Их встреча была недолгой, и Гитлер произвел на родителей Евы довольно приятное впечатление. Он говорил о том, какая сегодня прекрасная погода, сказал, что у четы Браун замечательная дочь и в заключение поцеловал Франциске руку.
Однако прошло совсем немного времени, и у Фрица Брауна открылись глаза. Узнав о подлинных отношениях между его дочерью и Гитлером, он написал письмо, представляющее определенную историческую ценность. Оно свидетельствует, что даже в условиях тоталитарного режима в Германии нашелся человек, осмелившийся открыто выступить против Гитлера.
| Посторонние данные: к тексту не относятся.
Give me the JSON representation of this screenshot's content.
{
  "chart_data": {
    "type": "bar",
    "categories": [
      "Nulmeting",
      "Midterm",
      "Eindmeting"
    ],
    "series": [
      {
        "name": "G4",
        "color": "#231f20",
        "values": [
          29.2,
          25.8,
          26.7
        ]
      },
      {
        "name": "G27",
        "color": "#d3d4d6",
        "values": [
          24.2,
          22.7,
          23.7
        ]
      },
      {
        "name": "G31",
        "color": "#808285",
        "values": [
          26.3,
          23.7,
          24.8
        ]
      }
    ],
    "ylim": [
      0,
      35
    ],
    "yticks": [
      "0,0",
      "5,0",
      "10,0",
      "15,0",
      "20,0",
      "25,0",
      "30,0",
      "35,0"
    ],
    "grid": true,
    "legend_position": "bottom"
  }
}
Вот текст этого письма:
Мюнхен, 7 сентября 1935 года.
Глубокоуважаемый господин рейхсканцлер!
Мне крайне неприятно обременять Вас своими личными проблемами, а именно трудностями, возникшими передо мной как перед отцом семейства.
У Вас, как у фюрера германской нации, разумеется, совсем иные, гораздо более важные, чем у меня, заботы. Но поскольку семья является пусть самой маленькой, но зато и самой надежной ячейкой, на которой зиждется благополучие, благоустроенность и достоинство государства, я чувствую себя вправе просить Вас о помощи.
Моя семья в настоящее время фактически распалась, так как две мои дочери, Ева и Гретль, переселились в предоставленную Вами квартиру, а меня как главу семьи просто поставили перед совершившимся фактом.
Конечно, я и прежде часто выговаривал Еве, когда она после работы слишком поздно возвращалась домой, ибо я считал и считаю, что молодая особа после напряженного восьмичасового трудового дня ради сохранения собственного здоровья непременно должна отдохнуть в семейном кругу.
Кроме того, я придерживаюсь, наверное, уже несколько старомодного морального принципа: дети должны покидать отчий дом и уходить из-под опеки родителей только после вступления в брак. Таковы мои представления о семейной чести. Я уже не говорю о том, что очень тоскую без моих девочек.